Actual and potential negative impacts in the supply chain
No notable risks related to the use of child labor (G4-HR5) or forced or compulsory labor (G4-HR6) have been identified in Outotec’s own manufacturing units.
The main sustainability-related risks in the supply chain, identified in our internal workshops, include bribery and kickbacks, occupational safety, protecting information and reporting misconduct. With regard to environmental issues, material toxicity and chemicals were ranked as the greatest risks (G4-EN33, G4-SO10).
In addition, we have identified three countries in our supply chain with potential risks regarding child labor (G4-HR5), hazardous work, or rights to exercise freedom of association or collective bargaining (G4-HR4). These countries are China, India and Mexico. In 2016, 5% (3%) of our suppliers were based in China, 2% (2%) in India, and 1% (2%) in Mexico. To mitigate these risks, our dedicated supply personnel in each of our Market Area offices perform Supplier Assessment and Approval Processes carefully, and make observations during audits and other visits. Forced or compulsory labor has not been identified as a potential risk in Outotec supply chain (G4-HR6).

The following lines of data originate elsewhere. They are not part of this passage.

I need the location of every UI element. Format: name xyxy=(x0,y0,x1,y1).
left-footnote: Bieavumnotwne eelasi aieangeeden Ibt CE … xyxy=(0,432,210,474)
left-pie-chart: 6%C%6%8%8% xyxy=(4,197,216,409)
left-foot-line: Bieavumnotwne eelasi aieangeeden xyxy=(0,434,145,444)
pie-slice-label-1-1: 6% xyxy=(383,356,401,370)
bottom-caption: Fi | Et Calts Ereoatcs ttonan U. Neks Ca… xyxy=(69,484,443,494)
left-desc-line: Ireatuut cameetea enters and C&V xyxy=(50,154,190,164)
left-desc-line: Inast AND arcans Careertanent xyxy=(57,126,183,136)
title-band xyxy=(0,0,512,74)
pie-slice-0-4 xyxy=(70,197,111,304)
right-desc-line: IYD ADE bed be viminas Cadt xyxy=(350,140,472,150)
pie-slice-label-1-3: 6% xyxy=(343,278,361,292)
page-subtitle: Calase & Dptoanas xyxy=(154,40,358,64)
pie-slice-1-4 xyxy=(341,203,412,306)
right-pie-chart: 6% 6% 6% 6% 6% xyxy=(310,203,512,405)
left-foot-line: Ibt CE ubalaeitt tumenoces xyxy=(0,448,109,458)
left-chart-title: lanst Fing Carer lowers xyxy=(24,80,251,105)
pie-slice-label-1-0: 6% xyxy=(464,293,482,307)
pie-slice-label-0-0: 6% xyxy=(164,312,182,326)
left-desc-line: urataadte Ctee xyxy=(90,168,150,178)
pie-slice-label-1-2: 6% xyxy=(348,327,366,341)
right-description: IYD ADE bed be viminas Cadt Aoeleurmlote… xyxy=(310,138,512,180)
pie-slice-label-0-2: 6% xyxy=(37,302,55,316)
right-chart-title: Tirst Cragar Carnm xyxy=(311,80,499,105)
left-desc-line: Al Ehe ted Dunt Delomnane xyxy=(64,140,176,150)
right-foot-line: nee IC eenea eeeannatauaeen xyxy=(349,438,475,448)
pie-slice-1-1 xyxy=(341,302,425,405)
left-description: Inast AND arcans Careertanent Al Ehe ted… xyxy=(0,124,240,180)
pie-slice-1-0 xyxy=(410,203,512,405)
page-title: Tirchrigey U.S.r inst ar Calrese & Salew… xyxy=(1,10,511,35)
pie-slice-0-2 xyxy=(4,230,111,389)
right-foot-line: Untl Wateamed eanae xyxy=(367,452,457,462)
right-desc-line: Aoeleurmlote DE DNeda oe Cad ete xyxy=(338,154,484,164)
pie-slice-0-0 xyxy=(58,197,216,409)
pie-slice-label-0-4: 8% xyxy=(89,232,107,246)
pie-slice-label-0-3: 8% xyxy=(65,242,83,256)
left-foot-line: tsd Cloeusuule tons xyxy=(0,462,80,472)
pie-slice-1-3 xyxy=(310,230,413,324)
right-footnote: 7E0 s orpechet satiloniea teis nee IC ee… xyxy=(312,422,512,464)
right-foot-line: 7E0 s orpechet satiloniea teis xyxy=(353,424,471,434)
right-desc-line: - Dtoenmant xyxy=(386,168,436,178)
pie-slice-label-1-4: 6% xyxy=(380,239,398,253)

The carbon footprint of our supply chain
The 2016 analysis of the carbon footprint of our supply chain showed that the biggest sources of CO2 emissions in Outotec’s supply chain were metal products, representing 27% (25%) of the total. In 2016, the carbon footprint of our supply chain, at 360,000 tonnes of CO2 equivalent (345,000) (G4-EN33), was considerably larger than the footprint of Outotec’s own operations, which amounted to 26,344 tonnes of CO2e (35,862) (G4-EN16,G4-EN17).
Calculations were based on Outotec’s spending and supply chain emission factors as defined by the UK Department for Environment, Food and Rural Affairs (DEFRA).